I had a dream last night. A dream that I was having to decide and then follow through with a decision on whether I should continue seeing/dating a guy or not. From now on we'll call this guy "Bob". Bob is actually a person from my past whom I had a great deal of feelings for and whom I understood to be a very upstanding, respectable, nice sort of guy. So, you know when you have those dreams that seem extremely real? This was one of those. In the dream, I decide that though I think Bob is great, I also understand that he is not meant to be my one and only. That I think he would make a good husband to someone is beside the point, he is not what I need. I imagine married life with him and realize that I am lacking. I am missing something, a slight emptiness. It is definative and disturbing. I do not feel adequately loved as I understand God desires me to be.

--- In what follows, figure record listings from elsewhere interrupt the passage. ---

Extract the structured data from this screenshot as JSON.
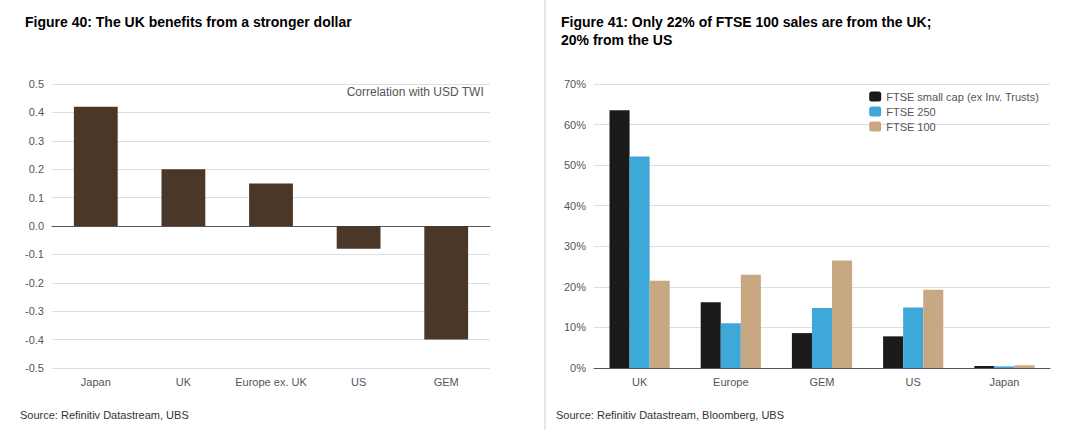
{
  "chart_data": [
    {
      "type": "bar",
      "title": "Figure 40: The UK benefits from a stronger dollar",
      "annotation": "Correlation with USD TWI",
      "source": "Source: Refinitiv Datastream, UBS",
      "categories": [
        "Japan",
        "UK",
        "Europe ex. UK",
        "US",
        "GEM"
      ],
      "values": [
        0.42,
        0.2,
        0.15,
        -0.08,
        -0.4
      ],
      "color": "#4a3728",
      "ylim": [
        -0.5,
        0.5
      ],
      "yticks": [
        -0.5,
        -0.4,
        -0.3,
        -0.2,
        -0.1,
        {
          "value": 0,
          "label": "0.0"
        },
        0.1,
        0.2,
        0.3,
        0.4,
        0.5
      ],
      "grid": true
    },
    {
      "type": "bar",
      "title": "Figure 41: Only 22% of FTSE 100 sales are from the UK;\n20% from the US",
      "source": "Source: Refinitiv Datastream, Bloomberg, UBS",
      "categories": [
        "UK",
        "Europe",
        "GEM",
        "US",
        "Japan"
      ],
      "series": [
        {
          "name": "FTSE small cap (ex Inv. Trusts)",
          "color": "#1a1a1a",
          "values": [
            0.635,
            0.162,
            0.086,
            0.078,
            0.005
          ]
        },
        {
          "name": "FTSE 250",
          "color": "#3ea8d8",
          "values": [
            0.521,
            0.11,
            0.148,
            0.149,
            0.004
          ]
        },
        {
          "name": "FTSE 100",
          "color": "#c8a882",
          "values": [
            0.215,
            0.23,
            0.265,
            0.193,
            0.007
          ]
        }
      ],
      "ylim": [
        0,
        0.7
      ],
      "yticks": [
        {
          "value": 0,
          "label": "0%"
        },
        {
          "value": 0.1,
          "label": "10%"
        },
        {
          "value": 0.2,
          "label": "20%"
        },
        {
          "value": 0.3,
          "label": "30%"
        },
        {
          "value": 0.4,
          "label": "40%"
        },
        {
          "value": 0.5,
          "label": "50%"
        },
        {
          "value": 0.6,
          "label": "60%"
        },
        {
          "value": 0.7,
          "label": "70%"
        }
      ],
      "grid": true,
      "legend": "upper right"
    }
  ]
}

I confidently and gently break it to him (Bob) that while he is a wonderful person and my desire is not to hurt him, it is only right to end this now as I see that I am not to marry him. He is heart broken and so am I in a sense, but I also feel a pride that I did what was only right. I don't know what comes next in my "future" (in the dream), but I understand that my one and only is still out there. God made that clear.

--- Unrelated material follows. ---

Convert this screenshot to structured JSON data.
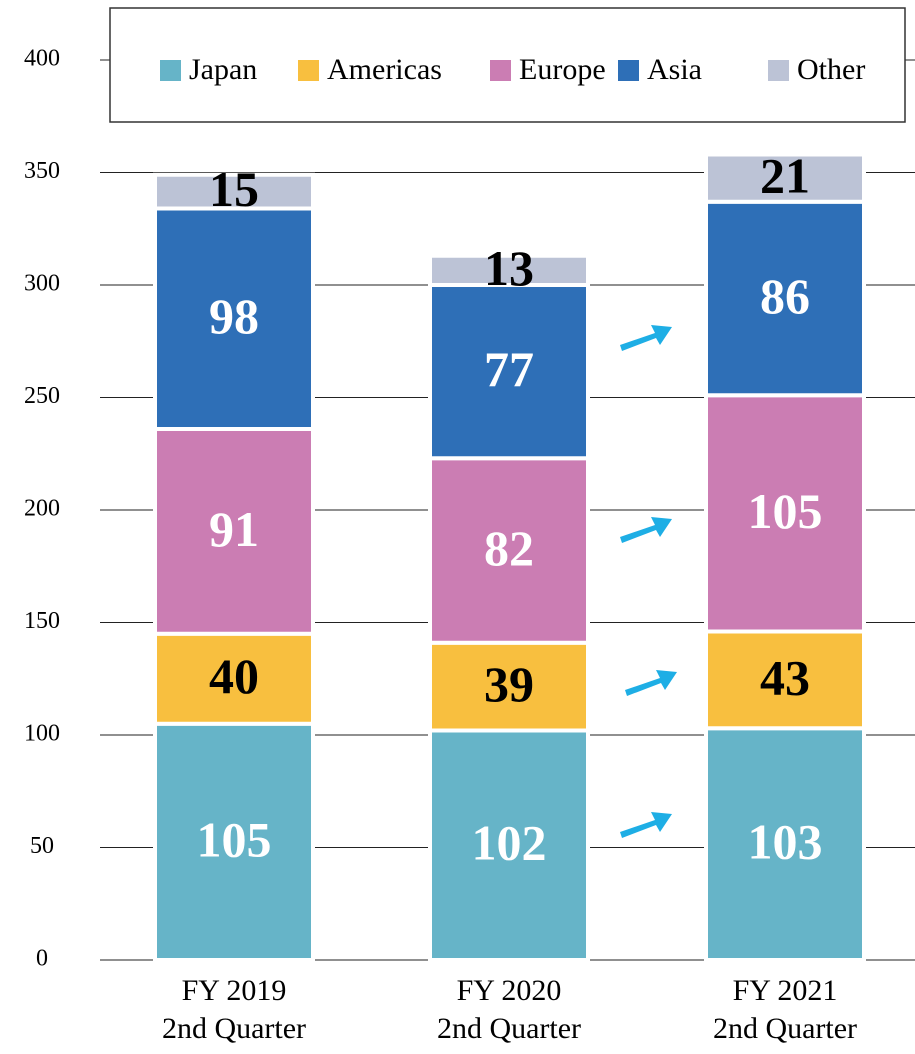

This dream was not so different from the real story only went much smoother. In reality, this particular journey and time in my life was literally close to hell on earth emotionally. I only wish things had gone as they had in my dream. And I wonder sometimes why our brains and dreams work as they do. I mean, why did I need to think of this guy, Bob, much less dream about all that? I don't really know per se, except that maybe it was simply a reminder of what I have.



I woke up with an overwhelming appreciation for the love of my life lying there next to me in that bed. Sometimes, the longer you're married the more reminders you need. I have since thought of Jason (my one and only) most of the day and couldn't keep the grin from my lips. He's something. All his quirks could drive you crazy, but they are also very endearing--ok most of them anyway. His face is adorable and his personality is gentle, sweet, funny, and the list goes on.

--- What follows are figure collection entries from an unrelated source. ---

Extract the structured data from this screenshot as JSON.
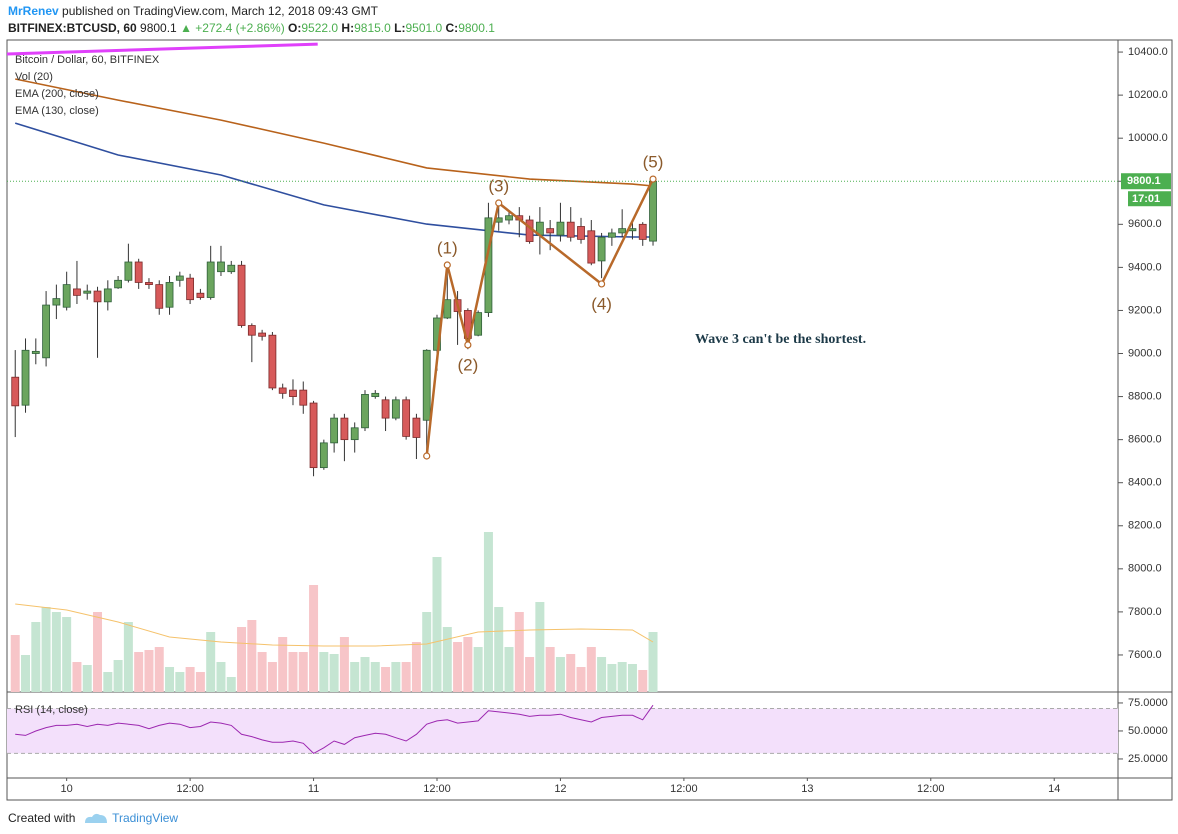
{
  "header": {
    "author": "MrRenev",
    "published": "published on TradingView.com, March 12, 2018 09:43 GMT",
    "symbol": "BITFINEX:BTCUSD, 60",
    "last": "9800.1",
    "change": "▲ +272.4 (+2.86%)",
    "o_label": "O:",
    "o": "9522.0",
    "h_label": "H:",
    "h": "9815.0",
    "l_label": "L:",
    "l": "9501.0",
    "c_label": "C:",
    "c": "9800.1"
  },
  "footer": {
    "created": "Created with",
    "brand": "TradingView"
  },
  "chart_data": {
    "type": "candlestick",
    "title": "Bitcoin / Dollar, 60, BITFINEX",
    "x": [
      -5,
      -4,
      -3,
      -2,
      -1,
      0,
      1,
      2,
      3,
      4,
      5,
      6,
      7,
      8,
      9,
      10,
      11,
      12,
      13,
      14,
      15,
      16,
      17,
      18,
      19,
      20,
      21,
      22,
      23,
      24,
      25,
      26,
      27,
      28,
      29,
      30,
      31,
      32,
      33,
      34,
      35,
      36,
      37,
      38,
      39,
      40,
      41,
      42,
      43,
      44,
      45,
      46,
      47,
      48,
      49,
      50,
      51,
      52,
      53,
      54,
      55,
      56,
      57
    ],
    "open": [
      8890,
      8760,
      9000,
      8980,
      9225,
      9215,
      9300,
      9280,
      9290,
      9240,
      9305,
      9340,
      9425,
      9330,
      9320,
      9215,
      9340,
      9350,
      9280,
      9260,
      9380,
      9380,
      9410,
      9130,
      9095,
      9085,
      8840,
      8830,
      8830,
      8770,
      8470,
      8585,
      8700,
      8600,
      8655,
      8800,
      8785,
      8700,
      8785,
      8700,
      8690,
      9015,
      9165,
      9250,
      9200,
      9085,
      9190,
      9610,
      9620,
      9640,
      9620,
      9550,
      9580,
      9550,
      9610,
      9590,
      9570,
      9430,
      9540,
      9560,
      9570,
      9600,
      9522
    ],
    "high": [
      9016,
      9070,
      9070,
      9290,
      9320,
      9380,
      9430,
      9320,
      9310,
      9340,
      9360,
      9510,
      9440,
      9350,
      9340,
      9360,
      9380,
      9370,
      9300,
      9500,
      9500,
      9430,
      9430,
      9140,
      9110,
      9100,
      8860,
      8880,
      8870,
      8780,
      8600,
      8720,
      8720,
      8680,
      8830,
      8830,
      8800,
      8800,
      8800,
      8720,
      9020,
      9180,
      9400,
      9290,
      9210,
      9200,
      9700,
      9700,
      9660,
      9680,
      9640,
      9680,
      9620,
      9700,
      9680,
      9630,
      9620,
      9560,
      9580,
      9670,
      9610,
      9610,
      9815
    ],
    "low": [
      8612,
      8725,
      8950,
      8940,
      9160,
      9200,
      9230,
      9250,
      8980,
      9200,
      9300,
      9330,
      9300,
      9300,
      9180,
      9180,
      9310,
      9230,
      9250,
      9250,
      9360,
      9370,
      9120,
      8960,
      9060,
      8830,
      8790,
      8760,
      8720,
      8430,
      8460,
      8540,
      8500,
      8540,
      8640,
      8790,
      8640,
      8690,
      8600,
      8510,
      8520,
      8920,
      9160,
      9040,
      9020,
      9080,
      9170,
      9570,
      9600,
      9540,
      9510,
      9460,
      9480,
      9520,
      9520,
      9510,
      9410,
      9350,
      9500,
      9540,
      9530,
      9500,
      9501
    ],
    "close": [
      8757,
      9015,
      9010,
      9225,
      9255,
      9320,
      9270,
      9290,
      9240,
      9300,
      9340,
      9425,
      9330,
      9320,
      9210,
      9330,
      9360,
      9250,
      9260,
      9425,
      9425,
      9410,
      9130,
      9085,
      9080,
      8840,
      8815,
      8800,
      8760,
      8470,
      8585,
      8700,
      8600,
      8655,
      8810,
      8815,
      8700,
      8785,
      8615,
      8610,
      9015,
      9165,
      9250,
      9195,
      9070,
      9190,
      9630,
      9630,
      9640,
      9620,
      9520,
      9610,
      9560,
      9610,
      9540,
      9530,
      9420,
      9540,
      9560,
      9580,
      9580,
      9530,
      9800.1
    ],
    "up_color": "#6ba55e",
    "down_color": "#d75a5a",
    "xlim": [
      -5.8,
      102.2
    ],
    "xticks": [
      {
        "value": 0,
        "label": "10"
      },
      {
        "value": 12,
        "label": "12:00"
      },
      {
        "value": 24,
        "label": "11"
      },
      {
        "value": 36,
        "label": "12:00"
      },
      {
        "value": 48,
        "label": "12"
      },
      {
        "value": 60,
        "label": "12:00"
      },
      {
        "value": 72,
        "label": "13"
      },
      {
        "value": 84,
        "label": "12:00"
      },
      {
        "value": 96,
        "label": "14"
      }
    ],
    "ylim": [
      7428,
      10456
    ],
    "yticks": [
      {
        "value": 7600,
        "label": "7600.0"
      },
      {
        "value": 7800,
        "label": "7800.0"
      },
      {
        "value": 8000,
        "label": "8000.0"
      },
      {
        "value": 8200,
        "label": "8200.0"
      },
      {
        "value": 8400,
        "label": "8400.0"
      },
      {
        "value": 8600,
        "label": "8600.0"
      },
      {
        "value": 8800,
        "label": "8800.0"
      },
      {
        "value": 9000,
        "label": "9000.0"
      },
      {
        "value": 9200,
        "label": "9200.0"
      },
      {
        "value": 9400,
        "label": "9400.0"
      },
      {
        "value": 9600,
        "label": "9600.0"
      },
      {
        "value": 9800,
        "label": "9800.0"
      },
      {
        "value": 10000,
        "label": "10000.0"
      },
      {
        "value": 10200,
        "label": "10200.0"
      },
      {
        "value": 10400,
        "label": "10400.0"
      }
    ],
    "grid": false,
    "last_price": {
      "value": 9800.1,
      "label": "9800.1"
    },
    "countdown": "17:01",
    "last_color": "#4caf50",
    "volume": {
      "name": "Vol (20)",
      "values": [
        57,
        37,
        70,
        85,
        80,
        75,
        30,
        27,
        80,
        20,
        32,
        70,
        40,
        42,
        45,
        25,
        20,
        25,
        20,
        60,
        30,
        15,
        65,
        72,
        40,
        30,
        55,
        40,
        40,
        107,
        40,
        38,
        55,
        30,
        35,
        30,
        25,
        30,
        30,
        50,
        80,
        135,
        65,
        50,
        55,
        45,
        160,
        85,
        45,
        80,
        35,
        90,
        45,
        35,
        38,
        25,
        45,
        35,
        28,
        30,
        28,
        22,
        60
      ],
      "up_color": "#c5e5d2",
      "down_color": "#f7c5c8",
      "ma_color": "#f5c26b",
      "ma_x": [
        -5,
        0,
        5,
        10,
        15,
        20,
        25,
        30,
        35,
        40,
        45,
        50,
        55,
        57
      ],
      "ma_values": [
        88,
        82,
        70,
        55,
        50,
        47,
        46,
        46,
        48,
        60,
        62,
        63,
        62,
        50
      ]
    },
    "ema": [
      {
        "name": "EMA (200, close)",
        "color": "#b8621b",
        "x": [
          -5,
          5,
          15,
          25,
          35,
          45,
          55,
          57
        ],
        "values": [
          10275,
          10177,
          10084,
          9977,
          9862,
          9810,
          9787,
          9778
        ]
      },
      {
        "name": "EMA (130, close)",
        "color": "#2f4f9f",
        "x": [
          -5,
          5,
          15,
          25,
          35,
          45,
          55,
          57
        ],
        "values": [
          10070,
          9922,
          9829,
          9690,
          9601,
          9550,
          9541,
          9541
        ]
      }
    ],
    "trendline": {
      "color": "#e040fb",
      "x": [
        -5.8,
        24.4
      ],
      "values": [
        10391,
        10437
      ]
    },
    "waves": {
      "color": "#b8692a",
      "label_color": "#8b5a2b",
      "x": [
        35,
        37,
        39,
        42,
        52,
        57
      ],
      "values": [
        8524,
        9411,
        9040,
        9699,
        9323,
        9810
      ],
      "labels": [
        null,
        "(1)",
        "(2)",
        "(3)",
        "(4)",
        "(5)"
      ]
    },
    "annotation": "Wave 3 can't be the shortest.",
    "rsi": {
      "name": "RSI (14, close)",
      "color": "#9c27b0",
      "band_color": "#f3e0fb",
      "band": [
        30,
        70
      ],
      "ylim": [
        8,
        83
      ],
      "yticks": [
        {
          "value": 75,
          "label": "75.0000"
        },
        {
          "value": 50,
          "label": "50.0000"
        },
        {
          "value": 25,
          "label": "25.0000"
        }
      ],
      "values": [
        47,
        46,
        50,
        53,
        55,
        55,
        56,
        54,
        56,
        55,
        57,
        56,
        55,
        52,
        55,
        57,
        56,
        53,
        54,
        58,
        57,
        55,
        47,
        45,
        42,
        40,
        40,
        41,
        39,
        30,
        35,
        41,
        38,
        44,
        46,
        48,
        47,
        44,
        41,
        47,
        56,
        59,
        60,
        57,
        58,
        59,
        68,
        67,
        66,
        65,
        63,
        64,
        64,
        65,
        62,
        60,
        58,
        62,
        63,
        64,
        64,
        60,
        73
      ]
    }
  }
}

This evening after walking in the door from work he scooped up Tutti and loved on her and then proceeded to wrap his arms around me and whisper in my air that he thought I looked really good in these earth tones. Ha ha! That is so adorable! Do you wanna know what I really looked like!? I was wearing my most worn out pair of jeans cause I didn't feel like shaving my legs, a plain brown t-shirt, no make up, and a pony tail. Truly a sight for sore eyes. But not to him. See that is who/what I needed. My one and only was to be the kind of man that cherished me thru and thru. He saw my beauty even when I didn't. He's the very best kind of husband. The kind that makes you feel like you are the most beautiful, most special, most capable, most important person around. That's Jason.

2 comments:

Anonymous said...

He's something!

Alyson said...

Just what I needed to hear... seriously. And I can affirm in a friend-way that yes, Jason IS all that you mentioned. I'da tried for him if you hadn't have got him before me! LOL!